Multimodal Ingestion

The ICE ingestion pipeline decomposes multimodal data into a unified Semantic Ledger, providing a persistent substrate for context-augmented reasoning.

1. Knowledge Extraction Pipeline

ICE natively processes diverse file formats and URLs, converting them into structured ContentLists for vectorization and retrieval.

Supported Formats

  • Documentation: PDF, DOCX, TXT, MD
  • Structured Data: JSON, YAML, XLSX, CSV
  • Source Code: Python, JavaScript, TypeScript, C++, Rust, etc.
  • Web Content: Direct URL ingestion (including YouTube transcripts).
  • Multimodal: Image-to-text extraction and diagram analysis.

2. Technical Mechanics

Semantic Partitioning

The engine automatically executes text chunking based on ICE_CHUNK_SIZE and ICE_CHUNK_OVERLAP. It maintains document hierarchy, ensuring that headers, tables, and nested structures are preserved in the retrieval index.

Multimodal Extraction

  • ICE_INGEST_ENABLE_IMAGES: Extracts semantic data from diagrams and charts.
  • ICE_INGEST_ENABLE_TABLES: High-fidelity conversion of complex tables to Markdown.
  • ICE_INGEST_ENABLE_EQUATIONS: Mathematical equation extraction (LaTeX support).

Configurable Parsers

ICE integrates with specialized parsing engines for complex document layouts.

  • Docling: Optimized for enterprise PDFs and high-fidelity layout preservation.
  • MinerU: Specialized for academic papers and mathematical dense content.

3. Implementation Specification

Ingestion Request

Ingestion is triggered via the SDK or the direct REST API. Files must be located within the sandboxed ICE_UPLOAD_DIR.

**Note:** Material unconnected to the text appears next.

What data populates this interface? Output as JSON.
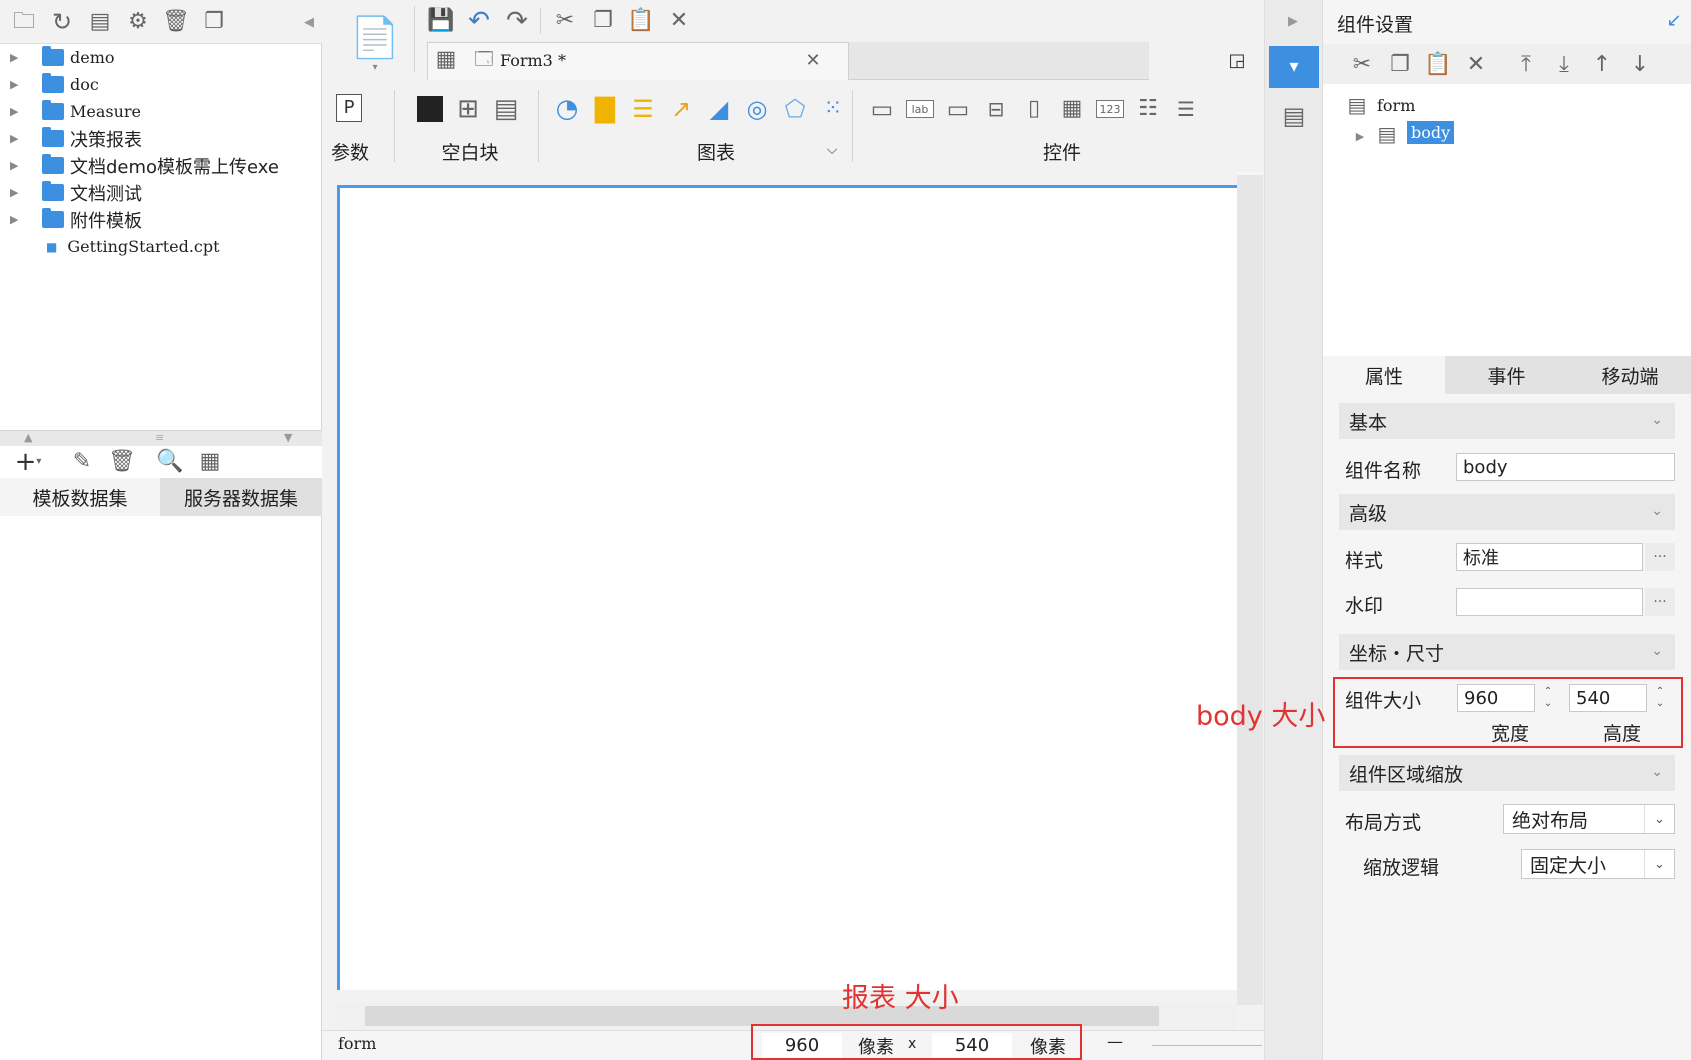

# Ingestion into the Semantic Ledger — local file
ice.ingest(
session_id="research_01",
file_path="market_report.pdf",
metadata={"source": "q3_projections"}
)

# Ingestion from cloud object storage — AWS S3
ice.ingest(
session_id="research_01",
uri="s3://my-enterprise-bucket/project_alpha_docs/",
metadata={"source": "q3_projections"}
)

# Ingestion from cloud object storage — Google Cloud Storage
ice.ingest(
session_id="research_01",
uri="gs://my-gcp-bucket/project_alpha_docs/",
metadata={"source": "q3_projections"}
)

4. Operational Guardrails

  • Sandboxed Uploads: Local file ingestion is restricted to ICE_UPLOAD_DIR. Cloud URI ingestion (s3://, gs://) bypasses this restriction — credentials are resolved from the host environment.
  • Compliance Scrubbing: Automatic PII redaction during the ingestion phase (ICE_INGEST_ENABLE_COMPLIANCE).
  • Atomic Transactions: Ensures the Semantic Ledger is only updated upon successful vectorization and indexing.